I work a lot with directed graphs resulting from heap dumps of Java programs. One thing that characterizes them is that they contain lots of repeating patterns. I would like to find a way of compressing such patterns whilst still retaining the essential structure of the graph. For instance consider the following "molecules":
| |
A1 A5
/ \ / \
B2 C4 B6 C8
\ / \ /
D3 D7
the letter represents the type of the object and the number represents its unique id (or dfnum). Clearly the second molecule is a repeat of the first just with different ids. From a heap analysis point of view, the actual ids are unimportant so you could replace the molecule at A5 with something that said effectively "another copy of A1". On decompression (for input to heap analysers for instance) you could just assign arbitrary unique ids.

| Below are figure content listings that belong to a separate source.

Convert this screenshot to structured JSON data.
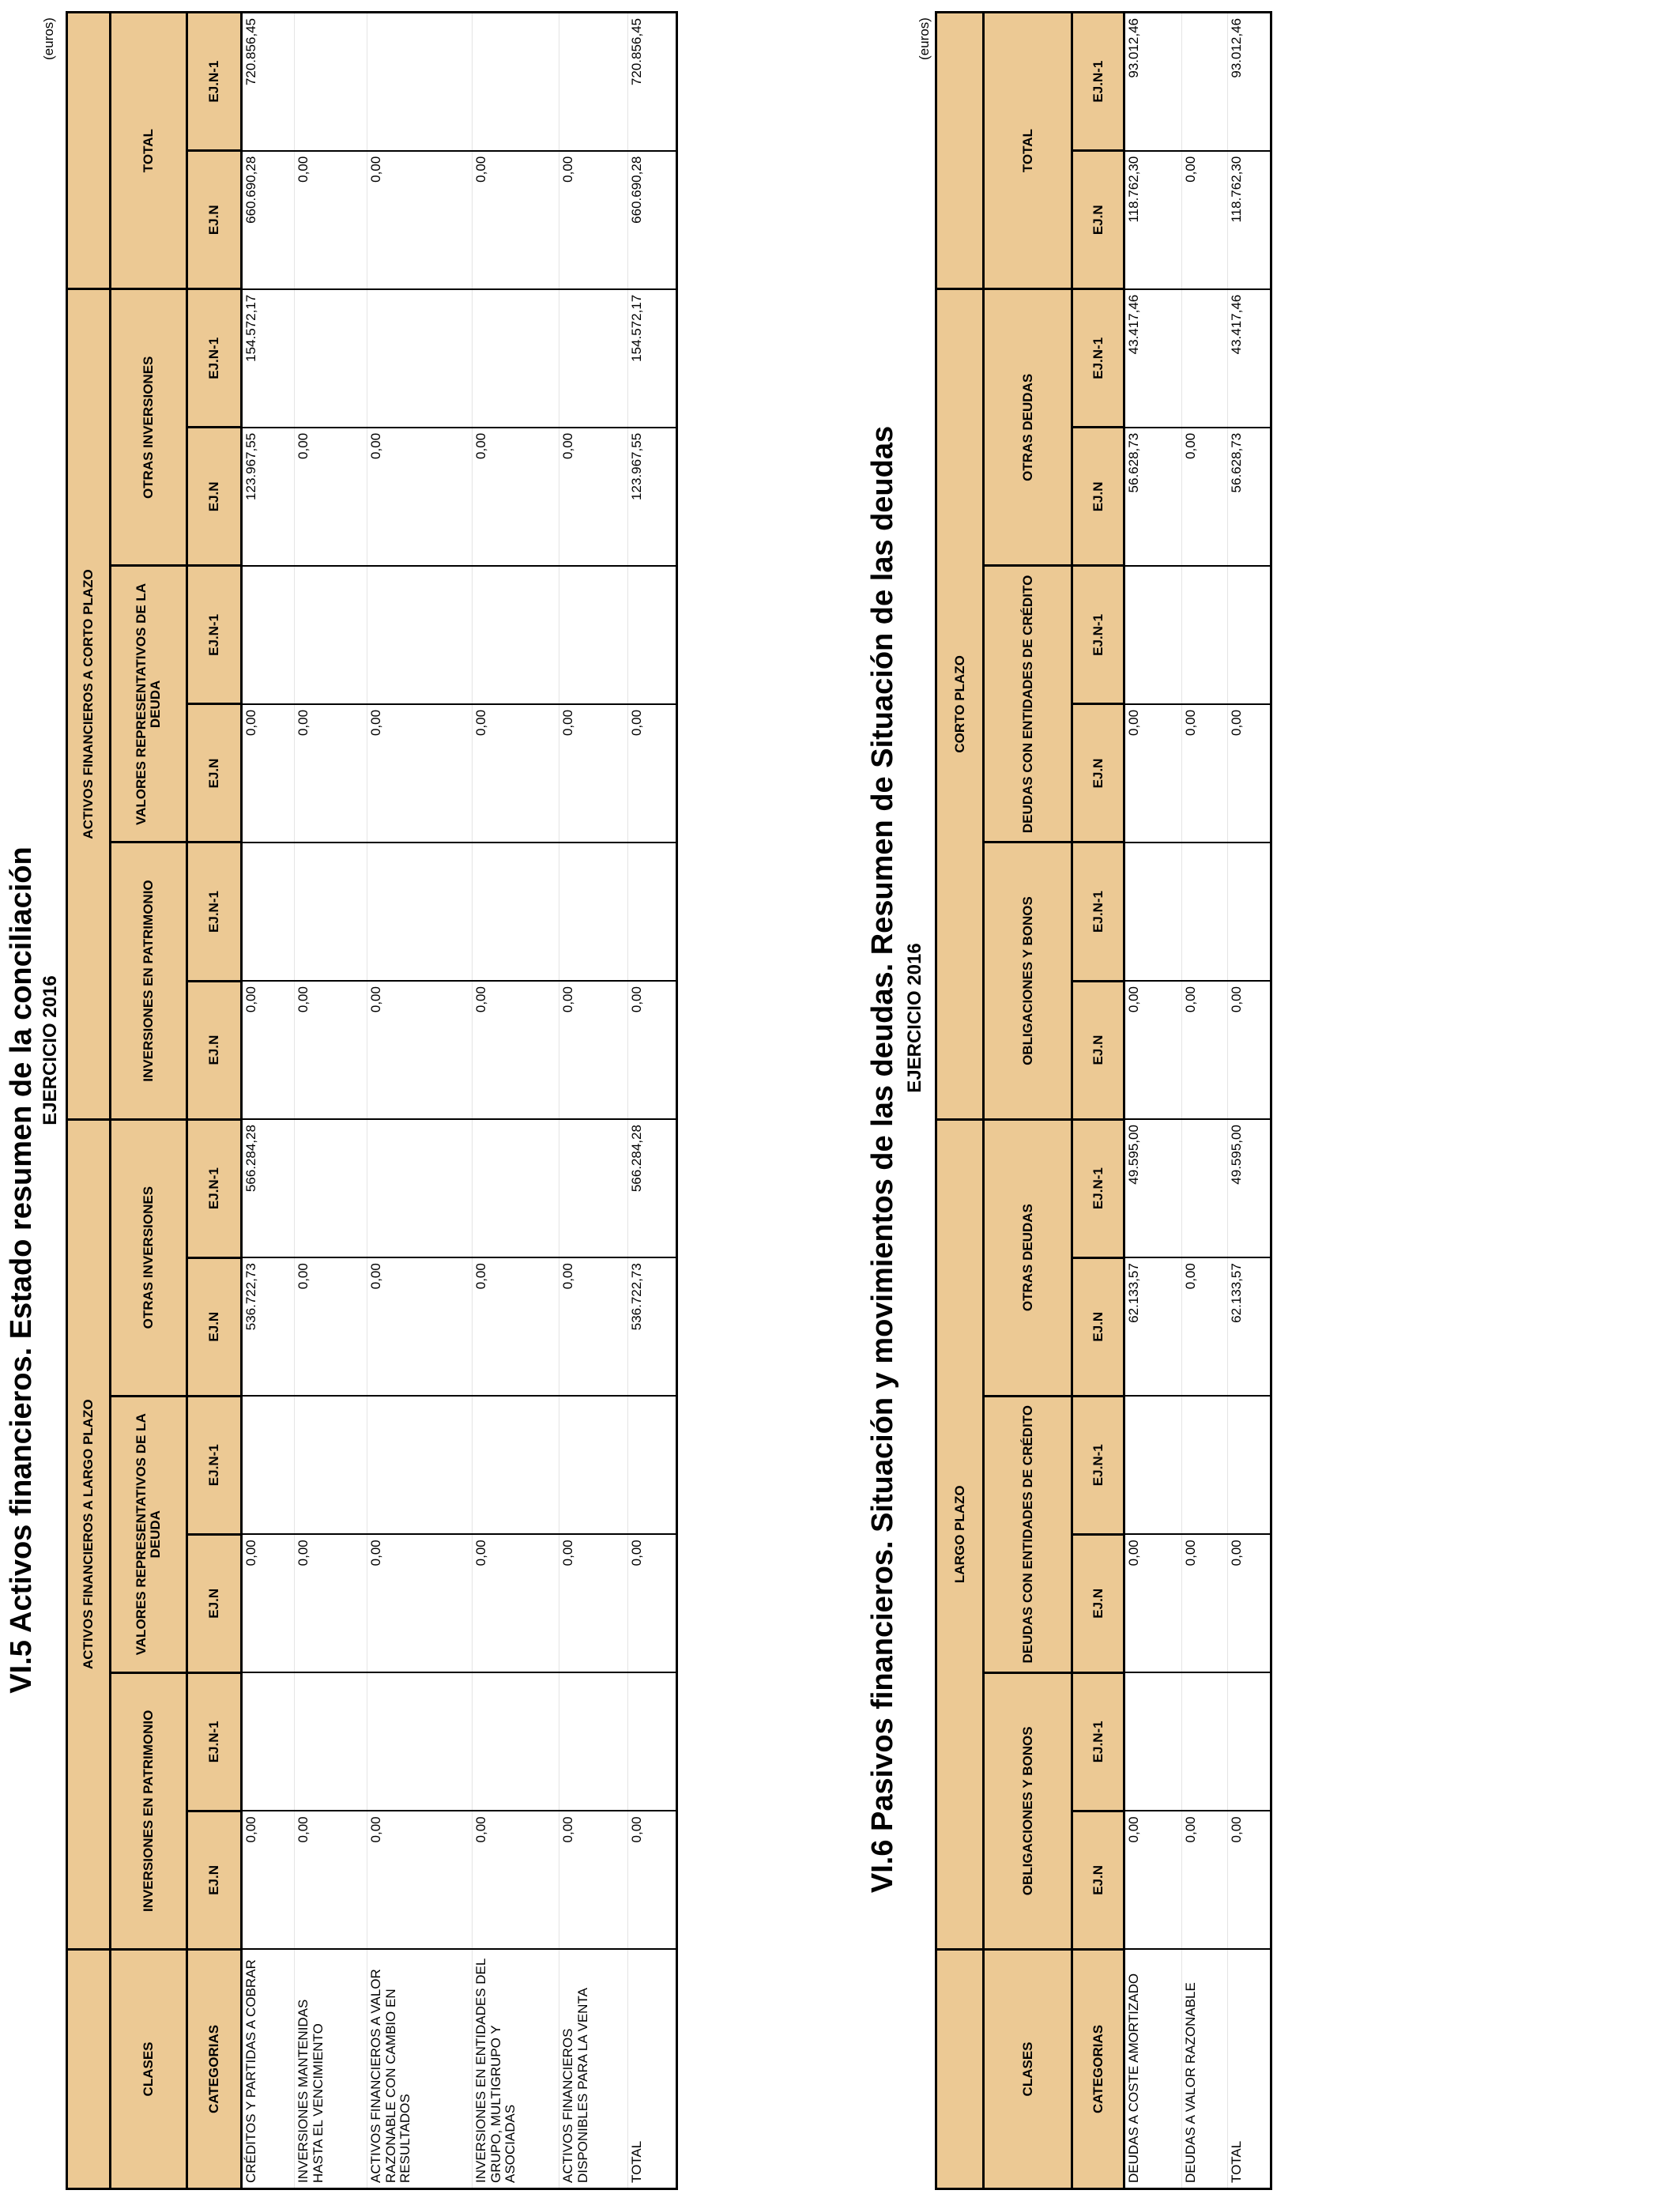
{
  "header_color": "#ECC994",
  "table1": {
    "title": "VI.5 Activos financieros. Estado resumen de la conciliación",
    "subtitle": "EJERCICIO 2016",
    "units": "(euros)",
    "top_groups": [
      "",
      "ACTIVOS FINANCIEROS A LARGO PLAZO",
      "ACTIVOS FINANCIEROS A CORTO PLAZO",
      ""
    ],
    "clases_label": "CLASES",
    "groups": [
      "INVERSIONES EN PATRIMONIO",
      "VALORES REPRESENTATIVOS DE LA DEUDA",
      "OTRAS INVERSIONES",
      "INVERSIONES EN PATRIMONIO",
      "VALORES REPRESENTATIVOS DE LA DEUDA",
      "OTRAS INVERSIONES",
      "TOTAL"
    ],
    "categorias_label": "CATEGORIAS",
    "col_labels": [
      "EJ.N",
      "EJ.N-1"
    ],
    "rows": [
      {
        "label": "CRÉDITOS Y PARTIDAS A COBRAR",
        "values": [
          "0,00",
          "",
          "0,00",
          "",
          "536.722,73",
          "566.284,28",
          "0,00",
          "",
          "0,00",
          "",
          "123.967,55",
          "154.572,17",
          "660.690,28",
          "720.856,45"
        ]
      },
      {
        "label": "INVERSIONES MANTENIDAS HASTA EL VENCIMIENTO",
        "values": [
          "0,00",
          "",
          "0,00",
          "",
          "0,00",
          "",
          "0,00",
          "",
          "0,00",
          "",
          "0,00",
          "",
          "0,00",
          ""
        ]
      },
      {
        "label": "ACTIVOS FINANCIEROS A VALOR RAZONABLE CON CAMBIO EN RESULTADOS",
        "values": [
          "0,00",
          "",
          "0,00",
          "",
          "0,00",
          "",
          "0,00",
          "",
          "0,00",
          "",
          "0,00",
          "",
          "0,00",
          ""
        ]
      },
      {
        "label": "INVERSIONES EN ENTIDADES DEL GRUPO, MULTIGRUPO Y ASOCIADAS",
        "values": [
          "0,00",
          "",
          "0,00",
          "",
          "0,00",
          "",
          "0,00",
          "",
          "0,00",
          "",
          "0,00",
          "",
          "0,00",
          ""
        ]
      },
      {
        "label": "ACTIVOS FINANCIEROS DISPONIBLES PARA LA VENTA",
        "values": [
          "0,00",
          "",
          "0,00",
          "",
          "0,00",
          "",
          "0,00",
          "",
          "0,00",
          "",
          "0,00",
          "",
          "0,00",
          ""
        ]
      },
      {
        "label": "TOTAL",
        "values": [
          "0,00",
          "",
          "0,00",
          "",
          "536.722,73",
          "566.284,28",
          "0,00",
          "",
          "0,00",
          "",
          "123.967,55",
          "154.572,17",
          "660.690,28",
          "720.856,45"
        ]
      }
    ]
  },
  "table2": {
    "title": "VI.6 Pasivos financieros. Situación y movimientos de las deudas. Resumen de Situación de las deudas",
    "subtitle": "EJERCICIO 2016",
    "units": "(euros)",
    "top_groups": [
      "",
      "LARGO PLAZO",
      "CORTO PLAZO",
      ""
    ],
    "clases_label": "CLASES",
    "groups": [
      "OBLIGACIONES Y BONOS",
      "DEUDAS CON ENTIDADES DE CRÉDITO",
      "OTRAS DEUDAS",
      "OBLIGACIONES Y BONOS",
      "DEUDAS CON ENTIDADES DE CRÉDITO",
      "OTRAS DEUDAS",
      "TOTAL"
    ],
    "categorias_label": "CATEGORIAS",
    "col_labels": [
      "EJ.N",
      "EJ.N-1"
    ],
    "rows": [
      {
        "label": "DEUDAS A COSTE AMORTIZADO",
        "values": [
          "0,00",
          "",
          "0,00",
          "",
          "62.133,57",
          "49.595,00",
          "0,00",
          "",
          "0,00",
          "",
          "56.628,73",
          "43.417,46",
          "118.762,30",
          "93.012,46"
        ]
      },
      {
        "label": "DEUDAS A VALOR RAZONABLE",
        "values": [
          "0,00",
          "",
          "0,00",
          "",
          "0,00",
          "",
          "0,00",
          "",
          "0,00",
          "",
          "0,00",
          "",
          "0,00",
          ""
        ]
      },
      {
        "label": "TOTAL",
        "values": [
          "0,00",
          "",
          "0,00",
          "",
          "62.133,57",
          "49.595,00",
          "0,00",
          "",
          "0,00",
          "",
          "56.628,73",
          "43.417,46",
          "118.762,30",
          "93.012,46"
        ]
      }
    ]
  }
}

I could spot such patterns by maintaining a hash of the type of the objects during the dfs of the graph. So the hash for A1 would contain (for instance) "A^B^C^D" and this would match that for A5.

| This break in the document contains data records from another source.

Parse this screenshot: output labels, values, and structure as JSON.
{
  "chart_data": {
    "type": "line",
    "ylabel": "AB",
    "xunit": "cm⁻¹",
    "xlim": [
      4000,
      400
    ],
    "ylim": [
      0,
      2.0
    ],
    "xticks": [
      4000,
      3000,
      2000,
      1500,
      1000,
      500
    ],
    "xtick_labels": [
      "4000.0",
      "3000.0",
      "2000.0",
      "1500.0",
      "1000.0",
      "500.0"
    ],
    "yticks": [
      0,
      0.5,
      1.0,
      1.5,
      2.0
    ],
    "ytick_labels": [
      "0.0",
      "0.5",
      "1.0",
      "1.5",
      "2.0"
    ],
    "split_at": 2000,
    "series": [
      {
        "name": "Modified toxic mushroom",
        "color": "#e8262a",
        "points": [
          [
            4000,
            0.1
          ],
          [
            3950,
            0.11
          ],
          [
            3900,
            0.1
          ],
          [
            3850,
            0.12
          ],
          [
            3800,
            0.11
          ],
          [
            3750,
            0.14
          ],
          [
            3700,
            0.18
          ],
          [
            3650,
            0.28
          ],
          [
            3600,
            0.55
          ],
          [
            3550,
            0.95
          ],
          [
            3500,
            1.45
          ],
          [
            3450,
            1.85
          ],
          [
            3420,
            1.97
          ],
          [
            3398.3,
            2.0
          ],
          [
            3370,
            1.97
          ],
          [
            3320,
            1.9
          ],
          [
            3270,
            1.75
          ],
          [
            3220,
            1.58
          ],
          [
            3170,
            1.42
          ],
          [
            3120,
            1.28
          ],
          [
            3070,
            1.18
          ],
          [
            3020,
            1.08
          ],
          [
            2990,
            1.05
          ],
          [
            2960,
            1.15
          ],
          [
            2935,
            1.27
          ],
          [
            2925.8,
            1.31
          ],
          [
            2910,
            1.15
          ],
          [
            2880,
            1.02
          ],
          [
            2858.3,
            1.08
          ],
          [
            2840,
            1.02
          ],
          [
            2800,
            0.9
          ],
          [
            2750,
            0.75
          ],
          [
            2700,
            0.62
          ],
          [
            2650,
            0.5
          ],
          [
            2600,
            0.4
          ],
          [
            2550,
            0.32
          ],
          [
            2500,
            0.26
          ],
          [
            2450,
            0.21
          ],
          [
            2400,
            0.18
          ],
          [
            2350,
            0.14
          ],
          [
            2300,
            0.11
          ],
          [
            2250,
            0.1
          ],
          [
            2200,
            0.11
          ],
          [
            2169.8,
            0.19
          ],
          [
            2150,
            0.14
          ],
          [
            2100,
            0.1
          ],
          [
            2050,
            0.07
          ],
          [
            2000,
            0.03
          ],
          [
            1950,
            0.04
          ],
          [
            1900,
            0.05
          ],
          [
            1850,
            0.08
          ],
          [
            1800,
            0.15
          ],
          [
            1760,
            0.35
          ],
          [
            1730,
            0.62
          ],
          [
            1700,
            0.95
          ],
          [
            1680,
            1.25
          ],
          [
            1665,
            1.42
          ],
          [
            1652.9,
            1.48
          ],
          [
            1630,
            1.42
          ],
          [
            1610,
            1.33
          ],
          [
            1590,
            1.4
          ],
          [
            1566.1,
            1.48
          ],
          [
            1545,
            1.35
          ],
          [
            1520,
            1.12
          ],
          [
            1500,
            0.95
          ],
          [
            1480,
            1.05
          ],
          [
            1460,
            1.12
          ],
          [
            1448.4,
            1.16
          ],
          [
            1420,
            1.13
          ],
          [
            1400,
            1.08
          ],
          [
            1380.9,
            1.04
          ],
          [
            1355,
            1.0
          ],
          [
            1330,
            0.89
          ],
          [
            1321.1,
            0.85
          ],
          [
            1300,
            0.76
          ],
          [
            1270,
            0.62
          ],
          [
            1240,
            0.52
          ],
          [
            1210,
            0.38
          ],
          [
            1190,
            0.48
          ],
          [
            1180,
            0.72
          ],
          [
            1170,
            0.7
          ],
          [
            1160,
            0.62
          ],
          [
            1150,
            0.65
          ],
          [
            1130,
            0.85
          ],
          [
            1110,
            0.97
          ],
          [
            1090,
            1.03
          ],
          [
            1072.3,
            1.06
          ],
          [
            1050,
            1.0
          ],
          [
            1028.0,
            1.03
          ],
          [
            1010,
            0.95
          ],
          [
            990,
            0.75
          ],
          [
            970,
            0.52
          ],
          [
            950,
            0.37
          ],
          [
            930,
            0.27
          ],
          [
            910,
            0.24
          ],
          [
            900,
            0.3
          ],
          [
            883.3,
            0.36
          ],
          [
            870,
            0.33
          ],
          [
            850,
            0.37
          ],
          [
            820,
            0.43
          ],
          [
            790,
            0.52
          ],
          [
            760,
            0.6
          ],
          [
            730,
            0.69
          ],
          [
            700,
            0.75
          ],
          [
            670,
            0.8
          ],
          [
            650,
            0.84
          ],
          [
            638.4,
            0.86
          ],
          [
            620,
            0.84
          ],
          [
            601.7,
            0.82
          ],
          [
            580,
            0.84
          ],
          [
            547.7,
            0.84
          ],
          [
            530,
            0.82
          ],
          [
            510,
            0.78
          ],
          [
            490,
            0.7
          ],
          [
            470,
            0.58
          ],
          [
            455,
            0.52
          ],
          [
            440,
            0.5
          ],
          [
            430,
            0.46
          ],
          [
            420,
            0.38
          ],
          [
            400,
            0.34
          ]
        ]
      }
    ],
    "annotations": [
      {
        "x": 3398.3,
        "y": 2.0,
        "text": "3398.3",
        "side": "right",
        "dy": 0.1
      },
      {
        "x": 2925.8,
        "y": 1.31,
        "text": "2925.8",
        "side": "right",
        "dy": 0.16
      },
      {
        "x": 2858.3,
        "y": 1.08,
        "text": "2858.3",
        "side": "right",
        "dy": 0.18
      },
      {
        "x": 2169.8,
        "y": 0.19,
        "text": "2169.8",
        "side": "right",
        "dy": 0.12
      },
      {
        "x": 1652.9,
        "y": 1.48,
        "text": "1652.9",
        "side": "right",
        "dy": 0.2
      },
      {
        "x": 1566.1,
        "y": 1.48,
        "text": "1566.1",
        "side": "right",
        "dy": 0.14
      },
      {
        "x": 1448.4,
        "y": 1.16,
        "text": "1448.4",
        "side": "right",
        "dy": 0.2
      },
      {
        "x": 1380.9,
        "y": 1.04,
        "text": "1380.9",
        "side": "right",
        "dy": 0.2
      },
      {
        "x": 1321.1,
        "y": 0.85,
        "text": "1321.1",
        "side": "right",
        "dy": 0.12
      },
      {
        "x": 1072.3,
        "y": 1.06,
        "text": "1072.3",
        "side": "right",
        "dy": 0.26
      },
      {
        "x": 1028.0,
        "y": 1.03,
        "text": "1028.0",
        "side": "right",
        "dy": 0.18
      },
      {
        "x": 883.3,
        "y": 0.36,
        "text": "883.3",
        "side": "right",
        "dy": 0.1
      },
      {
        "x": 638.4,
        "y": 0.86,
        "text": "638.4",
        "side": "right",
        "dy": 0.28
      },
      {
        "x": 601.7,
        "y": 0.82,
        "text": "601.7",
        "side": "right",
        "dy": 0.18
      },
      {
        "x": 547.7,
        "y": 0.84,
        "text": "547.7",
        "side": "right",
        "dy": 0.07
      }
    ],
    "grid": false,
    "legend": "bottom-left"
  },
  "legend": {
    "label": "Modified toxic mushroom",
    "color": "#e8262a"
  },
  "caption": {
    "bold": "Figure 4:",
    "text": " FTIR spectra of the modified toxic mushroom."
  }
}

The problem I have is with molecules that point to some external molecule. By external I mean something that has been visited earlier in the dfs. For instance (sorry about the ugly ascii graphics):
| |
A1 A5
/ \ / \
B2 C4 B6 C7
\ \ / /
\ \ / /
\ | | /
\ | | /
\| |/
D3
for this situation when I come to descend from A5 I find that D3 has already been visited. So I would like the hash code for A5 to represent the unique value for D3 rather than just the type. I.e. something like "A^B^C^D3". So on compression/decompression we are differentiating A5 as being a copy of A1 rather than some other A whose B and C point to some other D.
My question is whether there are any tricks to do such a calculation, i.e. how to tell that D is "outside" our molecule whose root is A? This also has to be done in an efficient manner, preferably with one or two dfs's. (Heapdumps contain tens of millions of objects). You don't know in advance that A is a candidate so it probably needs to be an algorithm that does it during the dfs. Maybe something dominator tree related?
Hope that makes sense!
Edit: updated diagrams to clarify the fact that A1 and A5 themselves have parents and are just arbitrary nodes discovered during a DFS walk of the entire graph.
Clarification: for my purposes it's not important that the match is 100% guaranteed. By using hash codes as above I am happy to take the very small chance that there will be a hash collision and the algorithm will mistakenly classify a molecule incorrectly. Because such collisons will be rare they are unlikely to much affect the overall picture.